Now let's go to the fun part. Testing. So, following the rule of vwire pair, what comes in on one interface needs to come out on another, I would expect the traffic flow is as per the below.
- Traffic originated from Host 200 enters vwire-trust zone on ethernet 1/3
- exits vwire-untrust zone on ethernet 1/4
- routed by the north-bound router back to the firewall
- enters vwire-untrust zone on ethernet 1/4
- exits vwire-trust zone on ethernet 1/3
- then arrives at the destination, Host 201
as you can see from the the above steps, the same packet will hit the firewall twice and this is expected due to the 'router on a stick' topology. With a simple ping test, the result is as expected. I can see the packet traverses the firewall, router back to the firewall and the destination. This can be proven by looking at the monitor page on the firewall.
As I mentioned before, the firewall will see the packet twice in a reverse order and this is an expected behaviour. So far, the testing is looking very good. I am wondering, is there any difference if I use an application that use a stateful protocol instead of stateless such as ICMP. so I decided to use a simple web server to test TCP 3 hand shake.
The flow is the same with the previous test. Generates an HTTP request from Host 200 to Host 201, and as expected, I was able to successfully access the web page with no issue, and this can be proves by quickly running 'show session all filter application web-browsing' on the CLI.

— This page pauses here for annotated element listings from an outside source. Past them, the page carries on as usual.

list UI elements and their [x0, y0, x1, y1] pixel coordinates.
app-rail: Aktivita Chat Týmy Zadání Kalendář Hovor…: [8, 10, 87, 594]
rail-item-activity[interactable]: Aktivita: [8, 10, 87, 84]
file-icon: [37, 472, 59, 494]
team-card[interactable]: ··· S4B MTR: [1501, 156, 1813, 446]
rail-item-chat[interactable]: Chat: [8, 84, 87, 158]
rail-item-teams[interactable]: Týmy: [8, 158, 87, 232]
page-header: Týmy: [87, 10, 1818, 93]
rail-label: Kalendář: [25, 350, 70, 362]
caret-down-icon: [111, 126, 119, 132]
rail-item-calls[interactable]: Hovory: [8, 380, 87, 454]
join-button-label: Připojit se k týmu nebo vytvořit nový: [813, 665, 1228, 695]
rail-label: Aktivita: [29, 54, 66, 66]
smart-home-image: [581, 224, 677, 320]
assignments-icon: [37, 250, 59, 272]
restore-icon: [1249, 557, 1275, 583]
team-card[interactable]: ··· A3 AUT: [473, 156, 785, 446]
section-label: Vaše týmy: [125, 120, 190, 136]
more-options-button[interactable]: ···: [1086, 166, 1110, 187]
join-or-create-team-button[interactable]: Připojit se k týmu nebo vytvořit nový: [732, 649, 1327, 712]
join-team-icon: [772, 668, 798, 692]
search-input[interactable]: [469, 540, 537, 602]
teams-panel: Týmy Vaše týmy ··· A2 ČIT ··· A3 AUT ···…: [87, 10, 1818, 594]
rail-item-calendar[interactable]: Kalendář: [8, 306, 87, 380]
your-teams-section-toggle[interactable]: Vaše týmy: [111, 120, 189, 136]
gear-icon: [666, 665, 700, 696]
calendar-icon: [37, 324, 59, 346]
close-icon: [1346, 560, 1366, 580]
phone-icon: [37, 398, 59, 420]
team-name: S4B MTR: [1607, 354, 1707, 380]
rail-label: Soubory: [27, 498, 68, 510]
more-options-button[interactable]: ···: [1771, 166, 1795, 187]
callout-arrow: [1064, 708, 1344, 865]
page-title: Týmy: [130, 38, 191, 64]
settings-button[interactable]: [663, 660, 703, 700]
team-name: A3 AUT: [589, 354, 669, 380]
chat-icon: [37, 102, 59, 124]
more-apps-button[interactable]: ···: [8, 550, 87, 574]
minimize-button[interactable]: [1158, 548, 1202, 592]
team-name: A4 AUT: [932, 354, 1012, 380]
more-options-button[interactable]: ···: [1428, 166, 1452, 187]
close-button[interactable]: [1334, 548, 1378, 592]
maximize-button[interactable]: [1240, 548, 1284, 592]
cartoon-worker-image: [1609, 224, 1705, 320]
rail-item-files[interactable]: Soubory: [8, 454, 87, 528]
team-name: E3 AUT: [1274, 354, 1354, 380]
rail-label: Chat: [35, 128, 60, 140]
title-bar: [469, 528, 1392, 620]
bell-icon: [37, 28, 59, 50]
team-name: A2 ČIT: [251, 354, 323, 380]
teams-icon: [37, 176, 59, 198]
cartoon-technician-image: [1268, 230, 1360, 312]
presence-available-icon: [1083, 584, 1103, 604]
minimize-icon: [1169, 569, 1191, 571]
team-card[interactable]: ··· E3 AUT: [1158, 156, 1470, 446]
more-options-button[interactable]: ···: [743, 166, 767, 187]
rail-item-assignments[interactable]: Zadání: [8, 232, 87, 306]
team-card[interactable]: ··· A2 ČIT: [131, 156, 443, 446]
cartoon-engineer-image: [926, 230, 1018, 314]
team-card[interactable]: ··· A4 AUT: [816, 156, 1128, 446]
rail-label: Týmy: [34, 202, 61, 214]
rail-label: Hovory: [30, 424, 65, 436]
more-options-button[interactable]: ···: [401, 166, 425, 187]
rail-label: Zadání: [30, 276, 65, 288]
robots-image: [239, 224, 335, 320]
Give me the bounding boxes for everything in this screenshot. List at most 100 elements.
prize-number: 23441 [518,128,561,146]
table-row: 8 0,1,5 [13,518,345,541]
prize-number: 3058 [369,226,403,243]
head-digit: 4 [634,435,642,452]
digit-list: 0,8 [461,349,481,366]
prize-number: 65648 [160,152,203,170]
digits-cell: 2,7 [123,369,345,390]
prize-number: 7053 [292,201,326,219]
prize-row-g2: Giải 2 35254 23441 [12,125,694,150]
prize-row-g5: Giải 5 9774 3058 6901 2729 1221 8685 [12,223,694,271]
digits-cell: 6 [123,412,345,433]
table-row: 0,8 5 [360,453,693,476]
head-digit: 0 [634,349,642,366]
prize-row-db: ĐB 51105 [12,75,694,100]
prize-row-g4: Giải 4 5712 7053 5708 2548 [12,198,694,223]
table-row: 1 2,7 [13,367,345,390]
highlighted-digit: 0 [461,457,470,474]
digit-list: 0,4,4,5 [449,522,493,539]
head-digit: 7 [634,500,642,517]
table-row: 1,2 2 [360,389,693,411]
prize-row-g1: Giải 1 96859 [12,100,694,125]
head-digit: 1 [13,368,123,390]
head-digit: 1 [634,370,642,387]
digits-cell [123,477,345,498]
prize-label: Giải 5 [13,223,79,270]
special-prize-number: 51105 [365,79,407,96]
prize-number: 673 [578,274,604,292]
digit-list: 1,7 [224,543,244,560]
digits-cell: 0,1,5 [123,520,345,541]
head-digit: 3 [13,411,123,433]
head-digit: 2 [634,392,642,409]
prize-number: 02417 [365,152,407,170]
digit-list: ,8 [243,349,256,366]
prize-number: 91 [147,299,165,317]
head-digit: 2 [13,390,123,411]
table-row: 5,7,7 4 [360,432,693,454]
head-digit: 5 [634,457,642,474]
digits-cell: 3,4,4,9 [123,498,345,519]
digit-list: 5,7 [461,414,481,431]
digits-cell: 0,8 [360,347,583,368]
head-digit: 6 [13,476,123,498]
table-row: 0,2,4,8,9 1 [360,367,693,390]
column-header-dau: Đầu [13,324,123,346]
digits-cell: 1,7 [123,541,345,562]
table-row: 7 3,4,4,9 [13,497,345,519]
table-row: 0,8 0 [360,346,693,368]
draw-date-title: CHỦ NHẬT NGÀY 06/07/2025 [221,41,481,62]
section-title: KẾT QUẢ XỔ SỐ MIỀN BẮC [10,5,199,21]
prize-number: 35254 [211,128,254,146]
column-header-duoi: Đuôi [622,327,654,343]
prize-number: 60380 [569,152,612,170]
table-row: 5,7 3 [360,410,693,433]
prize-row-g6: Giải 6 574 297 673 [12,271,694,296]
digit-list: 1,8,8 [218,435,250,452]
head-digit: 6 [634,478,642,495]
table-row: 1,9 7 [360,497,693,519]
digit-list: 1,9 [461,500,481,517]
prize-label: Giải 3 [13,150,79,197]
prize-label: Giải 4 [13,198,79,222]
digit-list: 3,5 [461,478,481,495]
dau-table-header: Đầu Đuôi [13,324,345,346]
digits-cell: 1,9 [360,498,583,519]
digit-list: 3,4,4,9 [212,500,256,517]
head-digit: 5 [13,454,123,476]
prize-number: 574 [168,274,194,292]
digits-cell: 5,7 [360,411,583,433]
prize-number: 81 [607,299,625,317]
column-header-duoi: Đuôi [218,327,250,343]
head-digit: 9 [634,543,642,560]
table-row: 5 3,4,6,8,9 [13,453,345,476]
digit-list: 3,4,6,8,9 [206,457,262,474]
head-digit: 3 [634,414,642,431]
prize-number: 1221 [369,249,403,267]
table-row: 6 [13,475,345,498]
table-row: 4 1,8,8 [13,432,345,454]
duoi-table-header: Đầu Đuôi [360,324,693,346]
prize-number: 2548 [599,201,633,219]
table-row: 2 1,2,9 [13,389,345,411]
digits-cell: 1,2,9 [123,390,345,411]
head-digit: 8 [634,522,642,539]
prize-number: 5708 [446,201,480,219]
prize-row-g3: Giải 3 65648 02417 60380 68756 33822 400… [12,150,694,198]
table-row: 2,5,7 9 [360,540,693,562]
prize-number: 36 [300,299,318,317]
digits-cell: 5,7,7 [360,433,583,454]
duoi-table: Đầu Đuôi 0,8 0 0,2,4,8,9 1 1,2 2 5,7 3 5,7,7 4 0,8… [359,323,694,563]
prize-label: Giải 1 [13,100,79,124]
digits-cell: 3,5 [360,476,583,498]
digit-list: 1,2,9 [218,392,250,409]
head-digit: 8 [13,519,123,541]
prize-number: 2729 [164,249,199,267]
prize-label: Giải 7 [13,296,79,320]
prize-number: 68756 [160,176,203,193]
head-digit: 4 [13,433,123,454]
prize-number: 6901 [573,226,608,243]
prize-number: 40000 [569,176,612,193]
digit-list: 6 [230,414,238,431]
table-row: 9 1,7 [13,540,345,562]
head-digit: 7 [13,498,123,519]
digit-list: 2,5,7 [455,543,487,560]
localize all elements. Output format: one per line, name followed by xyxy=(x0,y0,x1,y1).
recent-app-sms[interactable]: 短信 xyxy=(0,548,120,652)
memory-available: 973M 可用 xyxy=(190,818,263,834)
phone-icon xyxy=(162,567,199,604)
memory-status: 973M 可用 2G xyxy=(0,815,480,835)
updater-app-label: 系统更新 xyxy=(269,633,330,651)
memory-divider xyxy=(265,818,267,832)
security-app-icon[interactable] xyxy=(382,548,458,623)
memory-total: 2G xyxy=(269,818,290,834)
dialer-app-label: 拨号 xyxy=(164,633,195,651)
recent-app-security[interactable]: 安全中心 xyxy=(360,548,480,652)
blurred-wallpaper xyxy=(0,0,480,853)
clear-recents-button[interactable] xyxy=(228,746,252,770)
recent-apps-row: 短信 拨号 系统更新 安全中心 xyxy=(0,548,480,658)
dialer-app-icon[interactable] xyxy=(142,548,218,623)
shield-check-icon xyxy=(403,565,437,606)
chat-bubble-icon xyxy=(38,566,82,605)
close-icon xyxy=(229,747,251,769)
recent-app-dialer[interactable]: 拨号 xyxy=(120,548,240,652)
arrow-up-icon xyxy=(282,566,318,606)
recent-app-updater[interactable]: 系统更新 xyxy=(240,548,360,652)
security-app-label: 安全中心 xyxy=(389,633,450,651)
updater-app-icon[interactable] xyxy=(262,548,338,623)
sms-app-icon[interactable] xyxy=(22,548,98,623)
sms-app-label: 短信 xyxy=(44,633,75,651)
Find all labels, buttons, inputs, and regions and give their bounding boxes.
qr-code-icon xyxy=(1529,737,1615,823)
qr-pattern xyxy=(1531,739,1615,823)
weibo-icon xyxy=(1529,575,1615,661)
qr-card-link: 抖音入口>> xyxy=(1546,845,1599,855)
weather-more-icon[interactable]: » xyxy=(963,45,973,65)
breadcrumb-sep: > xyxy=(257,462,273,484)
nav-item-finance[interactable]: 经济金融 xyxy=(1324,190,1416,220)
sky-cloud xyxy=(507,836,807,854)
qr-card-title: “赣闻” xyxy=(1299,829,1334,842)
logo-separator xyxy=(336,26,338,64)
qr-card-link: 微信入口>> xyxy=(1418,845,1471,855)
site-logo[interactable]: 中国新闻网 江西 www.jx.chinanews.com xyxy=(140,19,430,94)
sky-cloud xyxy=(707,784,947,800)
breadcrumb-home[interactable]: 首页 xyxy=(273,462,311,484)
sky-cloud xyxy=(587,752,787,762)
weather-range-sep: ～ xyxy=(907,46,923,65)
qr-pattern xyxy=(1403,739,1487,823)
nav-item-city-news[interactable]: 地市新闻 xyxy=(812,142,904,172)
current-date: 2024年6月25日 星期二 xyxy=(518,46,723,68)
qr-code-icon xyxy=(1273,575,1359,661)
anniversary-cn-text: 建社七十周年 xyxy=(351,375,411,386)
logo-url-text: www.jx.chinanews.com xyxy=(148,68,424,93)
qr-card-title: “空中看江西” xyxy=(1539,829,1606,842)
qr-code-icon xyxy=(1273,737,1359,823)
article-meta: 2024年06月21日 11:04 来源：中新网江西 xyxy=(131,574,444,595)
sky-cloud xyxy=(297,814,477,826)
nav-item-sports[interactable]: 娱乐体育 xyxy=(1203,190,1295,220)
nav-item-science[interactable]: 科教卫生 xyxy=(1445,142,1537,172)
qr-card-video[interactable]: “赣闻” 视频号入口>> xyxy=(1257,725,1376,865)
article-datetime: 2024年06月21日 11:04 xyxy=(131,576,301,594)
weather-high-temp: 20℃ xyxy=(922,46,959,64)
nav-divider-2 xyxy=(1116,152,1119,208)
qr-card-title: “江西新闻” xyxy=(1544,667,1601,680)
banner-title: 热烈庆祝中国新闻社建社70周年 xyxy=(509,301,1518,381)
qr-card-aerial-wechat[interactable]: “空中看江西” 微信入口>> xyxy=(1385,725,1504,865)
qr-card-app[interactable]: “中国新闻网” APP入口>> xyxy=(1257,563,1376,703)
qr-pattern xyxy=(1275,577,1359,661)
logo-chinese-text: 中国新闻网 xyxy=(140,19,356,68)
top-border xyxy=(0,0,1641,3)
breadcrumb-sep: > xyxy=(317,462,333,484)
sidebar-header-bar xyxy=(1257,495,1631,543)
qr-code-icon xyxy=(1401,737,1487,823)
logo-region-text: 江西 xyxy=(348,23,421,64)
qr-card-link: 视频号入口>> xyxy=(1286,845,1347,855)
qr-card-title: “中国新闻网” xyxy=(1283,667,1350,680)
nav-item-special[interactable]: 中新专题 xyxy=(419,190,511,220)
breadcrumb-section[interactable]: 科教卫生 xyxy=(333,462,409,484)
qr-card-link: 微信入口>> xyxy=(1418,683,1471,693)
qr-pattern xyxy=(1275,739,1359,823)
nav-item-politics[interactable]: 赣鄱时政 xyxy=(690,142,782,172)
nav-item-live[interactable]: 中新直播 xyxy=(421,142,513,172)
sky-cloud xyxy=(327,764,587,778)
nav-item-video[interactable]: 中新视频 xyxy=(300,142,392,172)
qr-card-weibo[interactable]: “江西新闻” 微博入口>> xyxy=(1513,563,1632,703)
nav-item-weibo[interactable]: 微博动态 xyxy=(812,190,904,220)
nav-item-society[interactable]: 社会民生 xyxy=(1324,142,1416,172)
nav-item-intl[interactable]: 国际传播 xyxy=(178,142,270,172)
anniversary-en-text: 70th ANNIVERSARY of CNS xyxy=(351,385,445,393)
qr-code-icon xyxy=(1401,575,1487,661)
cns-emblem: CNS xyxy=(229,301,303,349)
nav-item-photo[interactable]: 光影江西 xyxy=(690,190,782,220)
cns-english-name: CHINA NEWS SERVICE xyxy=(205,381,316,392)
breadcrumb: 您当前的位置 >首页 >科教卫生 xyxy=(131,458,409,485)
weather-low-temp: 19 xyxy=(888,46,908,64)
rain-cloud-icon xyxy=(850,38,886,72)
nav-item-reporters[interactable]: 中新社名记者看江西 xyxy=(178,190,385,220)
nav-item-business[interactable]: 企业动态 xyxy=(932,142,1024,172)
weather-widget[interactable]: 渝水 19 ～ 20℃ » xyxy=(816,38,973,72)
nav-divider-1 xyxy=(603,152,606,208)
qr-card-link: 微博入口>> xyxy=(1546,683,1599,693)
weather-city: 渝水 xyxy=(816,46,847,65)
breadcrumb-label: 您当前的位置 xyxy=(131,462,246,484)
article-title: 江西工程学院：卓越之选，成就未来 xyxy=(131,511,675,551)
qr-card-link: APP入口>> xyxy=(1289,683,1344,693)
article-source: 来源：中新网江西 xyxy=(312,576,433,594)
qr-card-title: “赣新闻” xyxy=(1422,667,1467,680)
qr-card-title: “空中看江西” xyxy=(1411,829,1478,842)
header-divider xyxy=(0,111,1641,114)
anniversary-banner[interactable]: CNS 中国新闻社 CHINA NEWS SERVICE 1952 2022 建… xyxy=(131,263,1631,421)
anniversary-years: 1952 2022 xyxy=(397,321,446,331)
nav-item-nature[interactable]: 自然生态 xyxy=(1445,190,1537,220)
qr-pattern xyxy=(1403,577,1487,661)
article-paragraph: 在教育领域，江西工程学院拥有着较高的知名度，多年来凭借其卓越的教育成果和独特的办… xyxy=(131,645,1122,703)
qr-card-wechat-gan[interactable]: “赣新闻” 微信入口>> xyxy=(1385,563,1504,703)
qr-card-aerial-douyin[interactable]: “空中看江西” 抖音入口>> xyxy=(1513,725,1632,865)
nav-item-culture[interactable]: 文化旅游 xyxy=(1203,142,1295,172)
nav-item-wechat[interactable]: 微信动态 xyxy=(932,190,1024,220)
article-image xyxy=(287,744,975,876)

As you can see from the tests that I performed, vwire is proven to be useful in an environment where you do not want or cannot change any L3 domain. There are some other useful vwire features and use cases that I won't discuss in this article, such as vwire sub-interfaces. if time permitted, in my next article I am going to write a more complex use cases for vwire, but I do not see much vwire deployment requests lately, so I might put my time and effort that is more relevant in production such as BGP use cases, troubleshooting, log links feature with Dynamic Address Group ( Ben Burt's idea to publish an article on Log Links), etc.